Beyond smartphones, laptops and cars, other devices will make use of AI and other emerging tech in 2024. New mixed reality headsets and are arriving soon, including Apple’s Vision Pro in February and Xreal’s Air 2 augmented reality glasses in March. Another new device is an AI-powered gadget called Rabbit R1 that’s smaller than a smartphone. After making a splash at CES, Rabbit says its device — which promises to handle a range of actions usually done by other apps — has already been pre-ordered by more than 40,000 people and backordered through mid-summer.

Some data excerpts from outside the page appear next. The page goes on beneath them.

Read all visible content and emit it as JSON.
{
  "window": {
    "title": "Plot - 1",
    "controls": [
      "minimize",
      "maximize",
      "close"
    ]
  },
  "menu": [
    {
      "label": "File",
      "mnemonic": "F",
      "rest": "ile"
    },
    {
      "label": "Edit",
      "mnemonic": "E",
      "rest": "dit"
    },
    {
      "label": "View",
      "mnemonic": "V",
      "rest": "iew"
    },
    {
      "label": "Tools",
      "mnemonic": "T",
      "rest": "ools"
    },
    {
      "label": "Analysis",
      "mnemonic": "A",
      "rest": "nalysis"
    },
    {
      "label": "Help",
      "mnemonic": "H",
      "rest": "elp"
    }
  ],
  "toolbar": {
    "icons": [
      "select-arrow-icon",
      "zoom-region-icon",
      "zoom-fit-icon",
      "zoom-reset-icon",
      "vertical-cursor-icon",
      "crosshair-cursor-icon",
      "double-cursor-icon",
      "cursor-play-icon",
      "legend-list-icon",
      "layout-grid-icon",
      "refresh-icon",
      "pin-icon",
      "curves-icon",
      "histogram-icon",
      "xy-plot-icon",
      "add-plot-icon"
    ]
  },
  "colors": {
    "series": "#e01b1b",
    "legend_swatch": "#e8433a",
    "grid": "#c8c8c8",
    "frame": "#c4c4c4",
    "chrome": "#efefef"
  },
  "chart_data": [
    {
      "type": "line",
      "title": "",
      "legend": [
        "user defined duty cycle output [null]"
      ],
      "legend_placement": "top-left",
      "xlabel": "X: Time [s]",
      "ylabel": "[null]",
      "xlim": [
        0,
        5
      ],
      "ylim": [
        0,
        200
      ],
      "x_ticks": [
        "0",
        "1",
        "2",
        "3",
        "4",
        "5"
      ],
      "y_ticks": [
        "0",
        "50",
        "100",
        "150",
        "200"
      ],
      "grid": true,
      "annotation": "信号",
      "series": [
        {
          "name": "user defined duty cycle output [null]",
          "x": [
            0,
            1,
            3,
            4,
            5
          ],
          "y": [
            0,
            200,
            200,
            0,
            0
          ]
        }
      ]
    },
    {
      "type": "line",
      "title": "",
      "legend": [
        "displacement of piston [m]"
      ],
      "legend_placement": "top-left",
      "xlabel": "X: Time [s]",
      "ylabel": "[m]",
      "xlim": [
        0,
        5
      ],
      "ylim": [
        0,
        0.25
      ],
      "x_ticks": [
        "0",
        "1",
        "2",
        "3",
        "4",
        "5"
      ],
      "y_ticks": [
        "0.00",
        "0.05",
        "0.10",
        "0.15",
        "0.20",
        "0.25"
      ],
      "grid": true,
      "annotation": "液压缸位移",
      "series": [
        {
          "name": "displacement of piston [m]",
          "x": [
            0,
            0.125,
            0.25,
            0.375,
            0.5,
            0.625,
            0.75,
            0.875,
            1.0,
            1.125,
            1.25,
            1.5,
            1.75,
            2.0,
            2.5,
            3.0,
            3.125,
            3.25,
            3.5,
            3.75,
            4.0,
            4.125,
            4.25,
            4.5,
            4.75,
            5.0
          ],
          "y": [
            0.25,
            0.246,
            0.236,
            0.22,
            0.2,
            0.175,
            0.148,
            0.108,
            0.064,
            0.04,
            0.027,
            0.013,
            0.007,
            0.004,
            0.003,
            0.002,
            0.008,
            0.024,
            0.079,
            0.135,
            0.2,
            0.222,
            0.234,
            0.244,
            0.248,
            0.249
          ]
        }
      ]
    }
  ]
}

Even grocery carts are getting smarter, which is in some part due to the rise of retail media networks among media choices. Some grocery chains have been testing an AI-equipped shopping cart from Instacart called Caper Cart, which lets people scan, weigh and pay for items, while also providing personalized product ads, seasonal recommendations and guide shoppers around a store.
“What I’m really excited about on the Instacart marketplace and on the Caper Carts is the AI is all behind the scenes,” said Ali Miller, Instacart’s senior director of product management. “Of course chatbots are exciting, everyone is excited to see what they can do, but I think it’s really powerful when you don’t need to think about a new type of modality.”